After that, the days passed by in an orderly and enchanted procession; he watched them bringing gifts to the corner table at Raoul’s, feeling warm and grateful and safe; too content to risk his joy by so much as stirring a finger. By and by he would speak to her, of course; in some easy, simple way he would step across the threshold of her life, and their hands would touch, never to fall apart again. She would drop her brief case, perhaps, and he would give it back to her, and she would smile; she would come into some drawing room where he was standing waiting patiently and the hostess would say, “You know Mr. Benedick, don’t you? He’s going to take you in to dinner.” He would go to more dinners—surely she must dine somewhere, and dances—surely she danced! Or the gray kitten might capture that wisp of a handkerchief, and bring it to him as booty—he would rescue it and carry it back to her—and she would smile her thanks—she would smile—— It would all be as simple as that—simpler, perhaps; for the time, he asked no more than to let the days slip by while he sat watching her across the table; that was enough.

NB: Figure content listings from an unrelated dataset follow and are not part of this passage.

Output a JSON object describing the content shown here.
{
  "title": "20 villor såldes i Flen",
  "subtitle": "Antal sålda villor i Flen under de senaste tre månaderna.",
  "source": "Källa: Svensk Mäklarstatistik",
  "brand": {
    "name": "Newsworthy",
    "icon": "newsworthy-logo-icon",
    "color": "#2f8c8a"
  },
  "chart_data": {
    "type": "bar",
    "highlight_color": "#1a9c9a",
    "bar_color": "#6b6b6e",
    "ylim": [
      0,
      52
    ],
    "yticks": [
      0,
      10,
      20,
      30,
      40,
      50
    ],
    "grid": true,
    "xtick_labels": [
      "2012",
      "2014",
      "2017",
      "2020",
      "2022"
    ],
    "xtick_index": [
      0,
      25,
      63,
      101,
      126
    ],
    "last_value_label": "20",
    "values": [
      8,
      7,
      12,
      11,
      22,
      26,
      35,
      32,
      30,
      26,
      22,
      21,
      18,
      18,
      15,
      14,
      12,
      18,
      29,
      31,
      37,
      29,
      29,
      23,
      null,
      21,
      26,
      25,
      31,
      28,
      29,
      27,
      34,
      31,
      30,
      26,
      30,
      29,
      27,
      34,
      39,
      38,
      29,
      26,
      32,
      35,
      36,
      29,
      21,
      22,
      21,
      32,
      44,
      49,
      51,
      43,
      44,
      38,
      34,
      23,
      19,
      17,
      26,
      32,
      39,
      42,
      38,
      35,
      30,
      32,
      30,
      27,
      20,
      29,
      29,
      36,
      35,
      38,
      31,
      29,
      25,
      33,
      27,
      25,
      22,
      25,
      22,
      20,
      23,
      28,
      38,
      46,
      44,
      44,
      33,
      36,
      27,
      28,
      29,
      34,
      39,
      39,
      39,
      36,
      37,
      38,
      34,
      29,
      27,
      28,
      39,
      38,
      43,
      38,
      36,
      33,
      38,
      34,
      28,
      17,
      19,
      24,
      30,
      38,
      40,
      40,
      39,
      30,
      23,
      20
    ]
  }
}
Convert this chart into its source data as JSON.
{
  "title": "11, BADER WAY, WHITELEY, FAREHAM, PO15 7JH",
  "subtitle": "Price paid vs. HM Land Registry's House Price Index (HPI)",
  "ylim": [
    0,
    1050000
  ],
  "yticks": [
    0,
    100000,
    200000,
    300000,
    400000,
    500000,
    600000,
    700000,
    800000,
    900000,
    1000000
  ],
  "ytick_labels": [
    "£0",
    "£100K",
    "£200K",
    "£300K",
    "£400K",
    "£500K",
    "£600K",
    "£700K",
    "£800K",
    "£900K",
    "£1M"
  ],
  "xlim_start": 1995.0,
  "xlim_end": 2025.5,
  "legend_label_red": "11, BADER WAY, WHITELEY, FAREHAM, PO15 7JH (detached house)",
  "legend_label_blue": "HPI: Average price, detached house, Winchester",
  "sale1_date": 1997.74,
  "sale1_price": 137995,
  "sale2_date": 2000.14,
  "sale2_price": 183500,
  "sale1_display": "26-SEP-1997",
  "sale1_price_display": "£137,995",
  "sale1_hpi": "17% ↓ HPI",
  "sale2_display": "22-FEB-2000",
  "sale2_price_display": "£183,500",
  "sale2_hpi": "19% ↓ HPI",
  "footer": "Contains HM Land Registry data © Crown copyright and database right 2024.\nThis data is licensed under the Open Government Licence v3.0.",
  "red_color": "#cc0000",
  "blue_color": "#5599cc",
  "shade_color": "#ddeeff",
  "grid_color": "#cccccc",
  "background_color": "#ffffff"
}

Ah, those days! There was the one when she brought out a great volume of Schopenhauer, and laughed all the time she read it; twice she laughed aloud, and so gay and clear was her derision that Jules joined in, too. It was probably the essay on Woman, Benedick decided—the part where he said that ladies were little animals with long hair and limited intelligence. There was the day when she read out of a slim book of vellum about that small, enchanting mischief, Marjorie Fleming, and when Jules put the iced melon down before her she did not see it for almost a minute—her eyes were too full of tears. There was the day when she read “War and Peace” with her hands over her ears and such a look of terror on her face that Benedick had all that he could do to keep from crossing over and putting his arms about her, to close out all the dangers that she feared—even the ones she read about in books.